Chronic mercury toxicity can result in tremor and weakness of the limbs or progressive personality changes. Mercury-induced tremors, also known as "hatter's shakes" or "Danbury shakes," consist of fine and regular tremors interrupted by much coarser myoclonic jerks. These tremors can be seen at rest and often diminish with activity. In the later stages of intoxication, gait and balance may be altered because of the continuous trembling. In addition, dyskinetic movements, pareses, and convulsions have been reported. At times, these patients present a typical picture of parkinsonism. Mercury can also cause peripheral polyneuropathy (sensorimotor axonopathy), which affects the lower extremities more than the upper ones. Paresthesias with extreme pain or peripheral neuropathy with muscle atrophy may also occur. Cognitive decline, vertigo, nystagmus, blurred vision, narrowing of the visual fields, optic neuritis, optic atrophy, sensory ataxia with a positive Romberg's sign, seizures, and vegetative disturbances have also been observed.

Personality changes can develop before neurological signs appear. So-called "mercurial neurasthenia" may develop for weeks or months before the patient seeks treatment. This syndrome consists of extreme fatigue, hyperirritability, insomnia, pathological shyness, and depression. The hyperirritability may become so severe that extremely violent behavior develops, possibly including homicidal acts.

Acrodynia, chronic mercury toxicity in children, is a syndrome consisting of painful neuropathy that involves significant autonomic changes. This syndrome includes redness and coldness in the hands and feet, pain in the limbs, profuse sweating of the trunk, severe constipation, and weakness. Tremors similar to those found in adults and personality changes may also occur.

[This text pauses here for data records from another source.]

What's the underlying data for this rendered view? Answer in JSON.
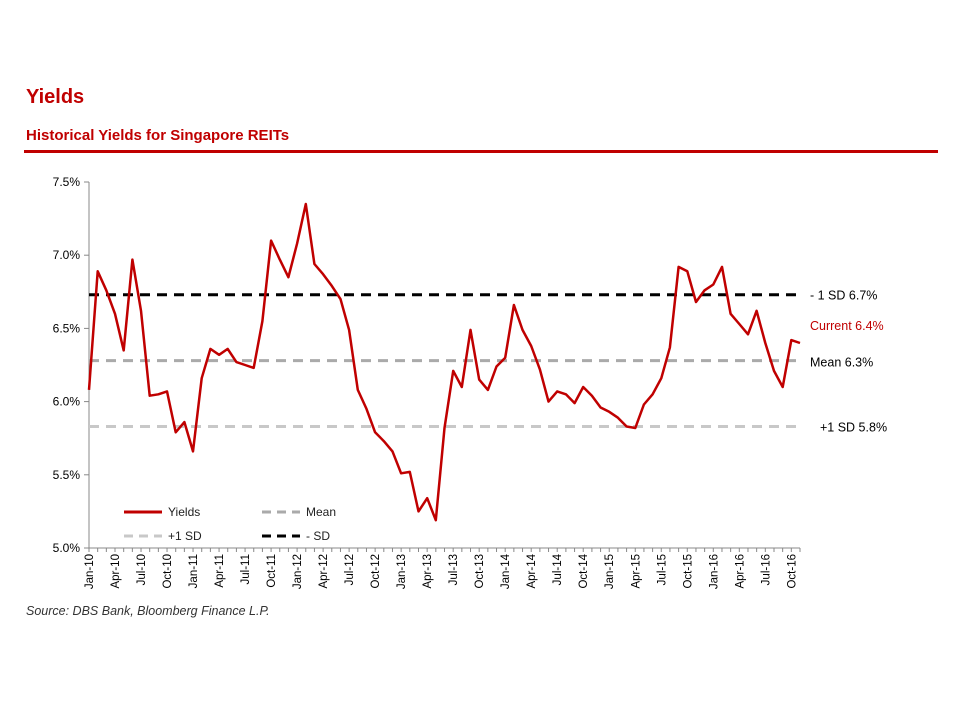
{
  "page": {
    "heading": "Yields",
    "subheading": "Historical Yields for Singapore REITs",
    "source": "Source: DBS Bank, Bloomberg Finance L.P."
  },
  "colors": {
    "accent": "#c00000",
    "yields_line": "#c00000",
    "mean_line": "#aaaaaa",
    "plus_sd_line": "#c8c8c8",
    "minus_sd_line": "#000000"
  },
  "chart_data": {
    "type": "line",
    "title": "Historical Yields for Singapore REITs",
    "xlabel": "",
    "ylabel": "",
    "ylim": [
      5.0,
      7.5
    ],
    "y_ticks": [
      "5.0%",
      "5.5%",
      "6.0%",
      "6.5%",
      "7.0%",
      "7.5%"
    ],
    "y_tick_values": [
      5.0,
      5.5,
      6.0,
      6.5,
      7.0,
      7.5
    ],
    "x_tick_labels": [
      "Jan-10",
      "Apr-10",
      "Jul-10",
      "Oct-10",
      "Jan-11",
      "Apr-11",
      "Jul-11",
      "Oct-11",
      "Jan-12",
      "Apr-12",
      "Jul-12",
      "Oct-12",
      "Jan-13",
      "Apr-13",
      "Jul-13",
      "Oct-13",
      "Jan-14",
      "Apr-14",
      "Jul-14",
      "Oct-14",
      "Jan-15",
      "Apr-15",
      "Jul-15",
      "Oct-15",
      "Jan-16",
      "Apr-16",
      "Jul-16",
      "Oct-16"
    ],
    "grid": false,
    "legend_position": "bottom-left",
    "series": [
      {
        "name": "Yields",
        "x_start": "Jan-10",
        "frequency": "monthly",
        "values": [
          6.08,
          6.89,
          6.76,
          6.6,
          6.35,
          6.97,
          6.62,
          6.04,
          6.05,
          6.07,
          5.79,
          5.86,
          5.66,
          6.16,
          6.36,
          6.32,
          6.36,
          6.27,
          6.25,
          6.23,
          6.55,
          7.1,
          6.97,
          6.85,
          7.08,
          7.35,
          6.94,
          6.87,
          6.79,
          6.7,
          6.49,
          6.08,
          5.95,
          5.79,
          5.73,
          5.66,
          5.51,
          5.52,
          5.25,
          5.34,
          5.19,
          5.82,
          6.21,
          6.1,
          6.49,
          6.15,
          6.08,
          6.24,
          6.3,
          6.66,
          6.49,
          6.38,
          6.22,
          6.0,
          6.07,
          6.05,
          5.99,
          6.1,
          6.04,
          5.96,
          5.93,
          5.89,
          5.83,
          5.82,
          5.98,
          6.05,
          6.16,
          6.37,
          6.92,
          6.89,
          6.68,
          6.76,
          6.8,
          6.92,
          6.6,
          6.53,
          6.46,
          6.62,
          6.4,
          6.21,
          6.1,
          6.42,
          6.4
        ]
      },
      {
        "name": "Mean",
        "value": 6.28,
        "style": "dashed"
      },
      {
        "name": "+1 SD",
        "value": 5.83,
        "style": "dashed"
      },
      {
        "name": "- SD",
        "value": 6.73,
        "style": "dashed"
      }
    ],
    "annotations": {
      "minus_sd": "- 1 SD 6.7%",
      "current": "Current  6.4%",
      "mean": "Mean 6.3%",
      "plus_sd": "+1 SD 5.8%"
    }
  }
}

Differential Diagnosis and Evaluation. Serum concentrations of mercury are unreliable indicators of inorganic and organic mercury toxicity because blood levels vary greatly between individuals and in the same individual. The threshold biological exposure index (BEI) for blood is 15 pg/L, and for urine it is 35 pg/g creatine. However, urinary excretion is not a good measure of toxicity, since there seems to be little correlation between symptomatology and the amount of mercury excreted in the urine. Although the early differential diagnosis might include Parkinson's disease, the tremor seen with mercurial intoxication is not solely a resting tremor and is usually coarser than that found in patients with Parkinson's disease. Because the signs of mercury intoxication may mimic those of some common neurological syndromes, the correct diagnosis is dependent on a good occupational history, clinical symptomatology, and documentation of mercury in the patient's blood, urine, or hair.

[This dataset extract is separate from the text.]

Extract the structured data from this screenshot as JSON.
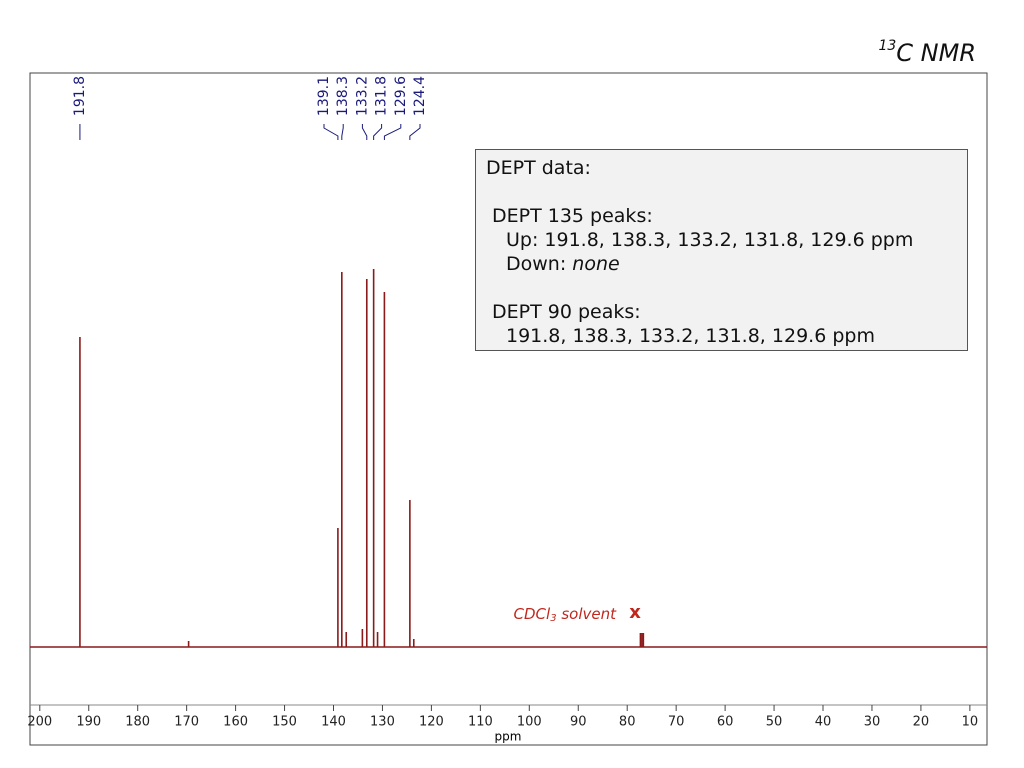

Management and Prognosis. Removal of the patient from the sources of exposure and chelation with W-acetyl-D-penicillamine is recommended.

Prognosis and Future Perspectives. Follow-up of the survivors with Minamata disease years after poisoning occurred revealed decreased bilateral attenuation on CT scans in the visual cortex and diffuse atrophy of the cerebellum, especially the vermis.